Deborah Seligsohn, Villanova University
"Reframing US-China Climate Relations: Competition as the Key to Climate Mitigation"
A recording of this talk will be posted soon.
About the Speaker: Deborah Seligsohn is an Assistant Professor of Political Science at Villanova University. Her research focuses on Chinese politics, US-China relations and energy and environmental politics in China and India. Prior to receiving her PhD in Political Science and International Affairs from the University of California San Diego in 2018 she worked in both the NGO and government sectors on energy, climate and the environment. From 2007 to 2012 she was based in Beijing as the Principal Advisor to the World Resources Institute's China Energy and Climate Program. She also had over 20 years' experience in the United States Department of State, working on energy and environment issues in China, India, Nepal and New Zealand.

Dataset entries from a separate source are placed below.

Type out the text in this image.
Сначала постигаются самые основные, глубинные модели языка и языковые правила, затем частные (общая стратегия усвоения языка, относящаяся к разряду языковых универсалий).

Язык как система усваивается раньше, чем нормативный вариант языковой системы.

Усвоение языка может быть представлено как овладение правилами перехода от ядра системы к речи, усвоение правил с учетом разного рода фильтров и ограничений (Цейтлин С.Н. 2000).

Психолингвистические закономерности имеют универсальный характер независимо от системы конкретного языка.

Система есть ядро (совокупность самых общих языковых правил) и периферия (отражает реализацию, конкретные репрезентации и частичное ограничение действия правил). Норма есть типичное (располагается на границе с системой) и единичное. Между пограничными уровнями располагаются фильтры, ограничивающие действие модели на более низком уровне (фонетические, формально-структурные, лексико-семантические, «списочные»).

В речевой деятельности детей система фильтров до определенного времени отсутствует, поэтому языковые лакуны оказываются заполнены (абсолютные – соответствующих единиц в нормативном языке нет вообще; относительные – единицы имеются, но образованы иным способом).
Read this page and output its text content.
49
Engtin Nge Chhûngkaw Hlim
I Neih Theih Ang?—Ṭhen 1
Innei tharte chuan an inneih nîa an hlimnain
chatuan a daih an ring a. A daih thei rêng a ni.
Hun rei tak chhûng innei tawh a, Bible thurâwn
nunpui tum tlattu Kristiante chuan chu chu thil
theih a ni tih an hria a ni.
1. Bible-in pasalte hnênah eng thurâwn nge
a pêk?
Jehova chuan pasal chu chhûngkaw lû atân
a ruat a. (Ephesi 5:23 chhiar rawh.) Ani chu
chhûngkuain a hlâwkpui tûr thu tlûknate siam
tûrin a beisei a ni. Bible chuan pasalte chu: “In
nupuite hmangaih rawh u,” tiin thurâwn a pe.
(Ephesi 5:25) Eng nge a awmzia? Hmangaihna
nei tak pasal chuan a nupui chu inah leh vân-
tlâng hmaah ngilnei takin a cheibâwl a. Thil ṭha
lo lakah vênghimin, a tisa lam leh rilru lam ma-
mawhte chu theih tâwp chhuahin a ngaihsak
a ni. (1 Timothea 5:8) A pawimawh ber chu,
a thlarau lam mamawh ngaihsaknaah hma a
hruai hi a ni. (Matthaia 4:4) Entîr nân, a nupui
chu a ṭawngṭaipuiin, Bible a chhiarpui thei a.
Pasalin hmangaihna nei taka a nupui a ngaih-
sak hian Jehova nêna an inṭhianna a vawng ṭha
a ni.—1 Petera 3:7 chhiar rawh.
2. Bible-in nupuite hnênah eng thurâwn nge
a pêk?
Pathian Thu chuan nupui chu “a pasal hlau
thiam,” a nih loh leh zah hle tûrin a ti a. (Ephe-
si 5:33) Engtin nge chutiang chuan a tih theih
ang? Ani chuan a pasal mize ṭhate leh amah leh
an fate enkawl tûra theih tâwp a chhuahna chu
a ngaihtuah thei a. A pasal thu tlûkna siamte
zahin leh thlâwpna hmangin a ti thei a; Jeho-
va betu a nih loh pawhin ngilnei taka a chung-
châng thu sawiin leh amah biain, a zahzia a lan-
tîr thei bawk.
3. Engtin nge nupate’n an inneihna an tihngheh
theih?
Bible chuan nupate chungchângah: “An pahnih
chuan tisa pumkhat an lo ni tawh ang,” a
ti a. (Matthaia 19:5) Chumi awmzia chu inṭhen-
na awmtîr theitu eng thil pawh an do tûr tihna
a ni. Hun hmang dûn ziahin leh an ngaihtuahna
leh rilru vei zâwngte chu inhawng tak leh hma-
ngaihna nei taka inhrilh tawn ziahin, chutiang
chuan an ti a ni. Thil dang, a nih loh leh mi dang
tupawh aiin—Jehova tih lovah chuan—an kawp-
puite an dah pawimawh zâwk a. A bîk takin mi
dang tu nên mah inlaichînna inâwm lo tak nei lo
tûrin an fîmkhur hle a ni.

Her most recent position was as Environment, Science, Technology and Health Counselor in Beijing, 2003-2007. Her work has appeared in political science journals and through the World Resources Institute, as well as in the Washington Post, South China Morning Post, the Financial Times, and other publications.

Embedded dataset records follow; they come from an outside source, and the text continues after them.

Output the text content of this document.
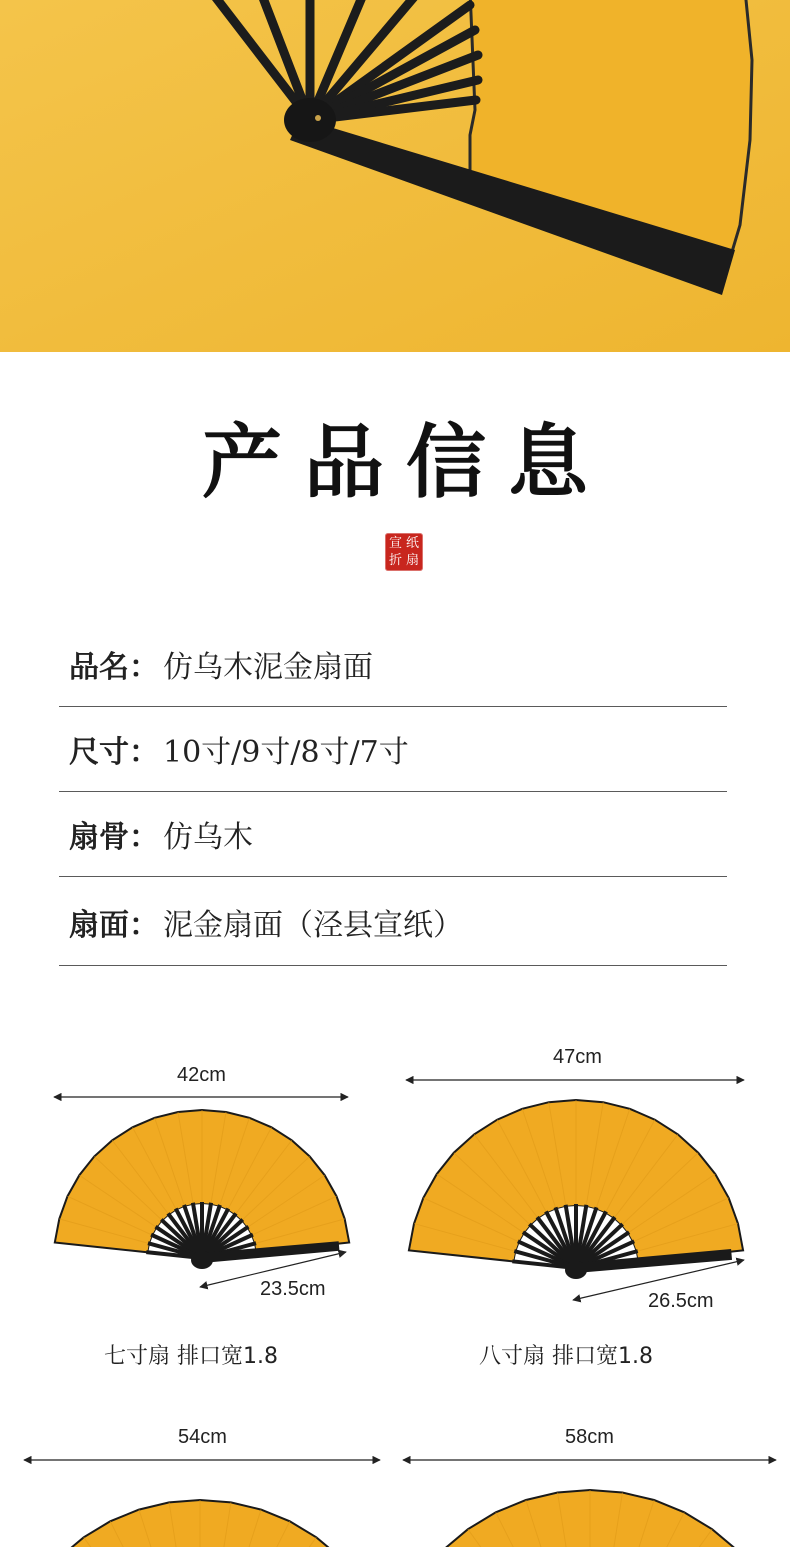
产品信息
宣 纸
折 扇
品名： 仿乌木泥金扇面
尺寸： 10寸/9寸/8寸/7寸
扇骨： 仿乌木
扇面： 泥金扇面（泾县宣纸）
42cm
23.5cm
七寸扇 排口宽1.8
47cm
26.5cm
八寸扇 排口宽1.8
54cm	58cm
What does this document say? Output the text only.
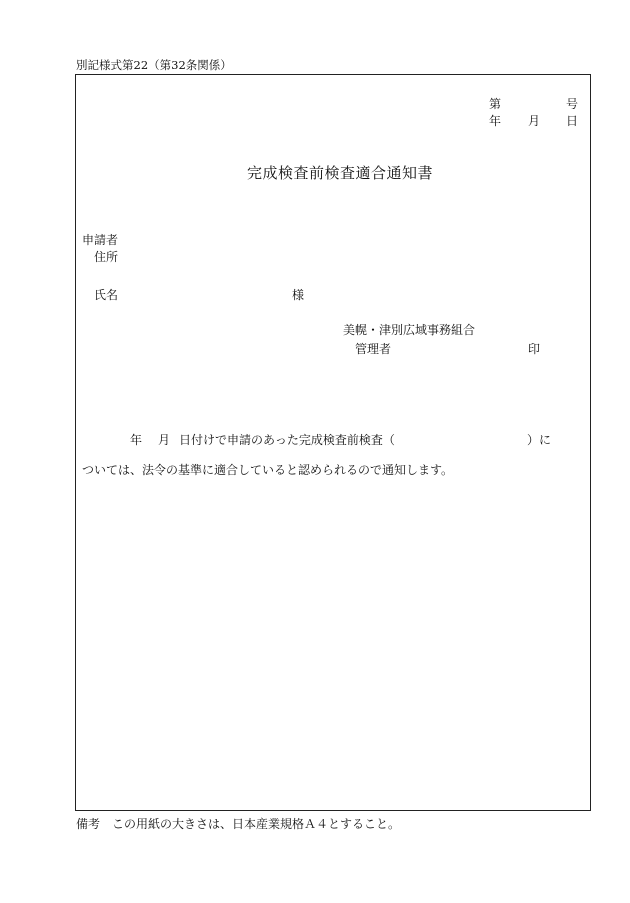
別記様式第22（第32条関係）
第	号
年 月 日
完成検査前検査適合通知書
申請者
住所
氏名	様
美幌・津別広域事務組合
管理者	印
年 月 日付けで申請のあった完成検査前検査（	）に
ついては、法令の基準に適合していると認められるので通知します。
備考　この用紙の大きさは、日本産業規格Ａ４とすること。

About the Talk: With more than 40% of the world's carbon emissions between the two countries, the US-China climate relationship has long been recognized to be the most important element of a successful carbon mitigation strategy worldwide. Indeed the US-China agreements prior to the 2015 Paris Conference formed the basis for the ultimate Paris Agreement. When those in the climate community look to the possibility of a new Biden administration (recognizing that nothing new is happening in the current administration), they generally frame the discussion in terms of how to reinvigorate US-China cooperation. In the past this cooperation has involved joint research and joint projects. This discussion seems to operate in a distant world from the increasing competition between the US and China on issues ranging from security to trade to human rights. While I would argue that there is more room for finding shared interests in some of these other spheres it is difficult to get around the fact that the relationship is not going to become easy. In light of that, and in light of the fact that both countries are committed to Industrial Policy – China long recognized, and Biden's Build Back Better plan stemming from the Green New Deal – it is important to rethink the relationship in terms of competition between two countries committed to Green Industrial Policy and the opportunities that opens for a new approach. Framing agreements in terms of fostering competition is not new. It is the very essence of the World Trade Organization and all trade agreements. What the world requires is a new paradigm for regulating a competition in carbon reduction.